プリセットの初期設定を削除するには、以下のフォルダーの外へプリセットを移動し、Photoshop を再起動します。

  • Windows:[起動ドライブ]¥Program Files¥Adobe¥Adobe Photoshop [バージョン番号]¥Presets¥[調整の種類]¥[プリセット名]

  • Mac OS:[起動ドライブ]/アプリケーション/Adobe Photoshop [バージョン番号]/Presets/[調整の種類]/[プリセット名]

CMYK と RGB での色調補正

RGB モードではすべてのカラーおよび色調補正を、CMYK モードでは大半のカラーおよび色調補正を行うことができますが、モードは慎重に選択する必要があります。画像モードを変換するとカラー値の端数が破棄されるので、モード変換は何度も行わないようにしてください。モニター表示用の RGB 画像は CMYK モードに変換しないでください。また、CMYK モードで画像を色分解してプリントする場合は、RGB モードで調整を行わないでください。

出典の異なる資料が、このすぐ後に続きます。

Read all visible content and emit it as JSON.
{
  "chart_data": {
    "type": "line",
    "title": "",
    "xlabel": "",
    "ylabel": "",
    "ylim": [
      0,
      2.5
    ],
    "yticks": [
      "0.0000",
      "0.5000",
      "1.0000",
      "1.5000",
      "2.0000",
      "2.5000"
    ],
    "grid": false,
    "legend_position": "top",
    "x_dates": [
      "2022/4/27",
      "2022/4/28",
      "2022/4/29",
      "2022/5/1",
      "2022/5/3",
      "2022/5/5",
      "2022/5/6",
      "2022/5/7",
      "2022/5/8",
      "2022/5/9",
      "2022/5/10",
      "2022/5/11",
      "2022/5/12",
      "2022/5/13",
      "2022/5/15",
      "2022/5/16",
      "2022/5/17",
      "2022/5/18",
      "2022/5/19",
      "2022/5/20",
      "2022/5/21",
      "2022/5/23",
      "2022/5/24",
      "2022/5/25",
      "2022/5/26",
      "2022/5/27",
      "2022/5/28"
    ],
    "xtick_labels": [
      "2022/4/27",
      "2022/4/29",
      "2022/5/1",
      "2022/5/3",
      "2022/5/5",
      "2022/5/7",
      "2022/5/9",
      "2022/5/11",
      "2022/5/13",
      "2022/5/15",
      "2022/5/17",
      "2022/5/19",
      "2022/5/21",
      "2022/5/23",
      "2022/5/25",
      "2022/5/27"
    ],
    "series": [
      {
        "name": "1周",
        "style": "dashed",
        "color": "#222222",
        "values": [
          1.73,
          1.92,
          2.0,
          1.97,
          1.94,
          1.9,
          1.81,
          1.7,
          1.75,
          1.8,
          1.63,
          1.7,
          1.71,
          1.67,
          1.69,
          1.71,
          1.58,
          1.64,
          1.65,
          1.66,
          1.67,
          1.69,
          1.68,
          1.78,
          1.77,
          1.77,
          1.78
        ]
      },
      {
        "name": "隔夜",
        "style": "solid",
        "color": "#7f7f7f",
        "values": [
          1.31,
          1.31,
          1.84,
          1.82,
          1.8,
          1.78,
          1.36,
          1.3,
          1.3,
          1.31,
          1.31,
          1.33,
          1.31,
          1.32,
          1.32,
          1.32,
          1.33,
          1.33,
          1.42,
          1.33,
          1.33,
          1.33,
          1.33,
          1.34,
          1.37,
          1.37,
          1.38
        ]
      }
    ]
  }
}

画像モードを変換する必要がある場合は、色調の補正を RGB モードで行い、CMYK モードでさらに細かい調整を行います。RGB モードでの作業には、以下のようなメリットがあります。

  • RGB はチャンネル数が少ないので、メモリ使用量が抑えられます。

  • RGB は CMYK よりもカラーの色域が広いので、一般には補正後により多くのカラーが保持されます。

    特定の出力デバイスで再現した場合のドキュメントの色の表示を、画面上でプレビューすることができます。

注意:

1 つのウィンドウで RGB モードで画像を編集し、別のウィンドウに CMYK カラーで同じ画像を表示することができます。2 つめのウィンドウを開くには、ウィンドウ/アレンジ/(ファイル名)の新規ウィンドウを選択します。表示/校正設定/作業用 CMYK を選択し、表示/色の校正を使用して、どちらかのウィンドウで CMYK プレビューを有効にします。

色域外カラーの識別

色域とは、カラーシステムが表示またはプリントできるカラーの範囲です。RGB モードで表示できても、CMYK モードでは色域外カラーであるためにプリントできない場合があります。

RGB モードで色域外カラーを確認する方法は、以下のとおりです。

  • 色域外カラーにポインターを合わせると、情報パネルの CMYK 値の隣にエクスクラメーションマーク(!)が表示されます。

  • カラーピッカーとカラーパネルの両方に、三角形の警告アイコン が表示されます。色域外カラーを選択すると、その色に最も近い CMYK の候補カラーが表示されます。CMYK の候補カラーを選択するには、警告アイコンまたはその下のカラーパッチをクリックします。

    RGB 画像を CMYK モードに変換する段階で、Photoshop は全カラーを自動的に色域に取り込みます。変換オプションによっては、画像の一部が失われる場合があります。CMYK モードに変換する前に、画像内の色域外カラーを調べたり、手動で補正したりすることもできます。「色域外警告」コマンドを使用して色域外カラーをハイライト表示できます。

色域外カラーの検索

  1. 表示/校正設定を選択し、色域外警告の基準として使用する校正プロファイルを選択します。
  2. 表示/色域外警告を選択します。

現在の校正プロファイルスペースで色域外のピクセルすべてがハイライト表示されます。

色域外警告のカラーの変更

  1. 次のいずれかの操作を行います。
    • (Windows)編集/環境設定/透明部分・色域を選択します。
    • (Mac OS)Photoshop/環境設定/透明部分・色域を選択します。
  2. 「色域外警告」セクションで、カラー選択ボックスをクリックしてカラーピッカーを表示します。次に新しい警告カラーを選択し、「OK」をクリックします。

    警告カラーには、画像で使用されていないカラーを使用すると効果的です。

  3. 「不透明度」テキストボックスに値を入力し、「OK」をクリックします。

    このオプションで、画像内の色域外警告カラーが表示された領域のカラーを調整できます。値は 1 ~ 100 %の範囲で入力します。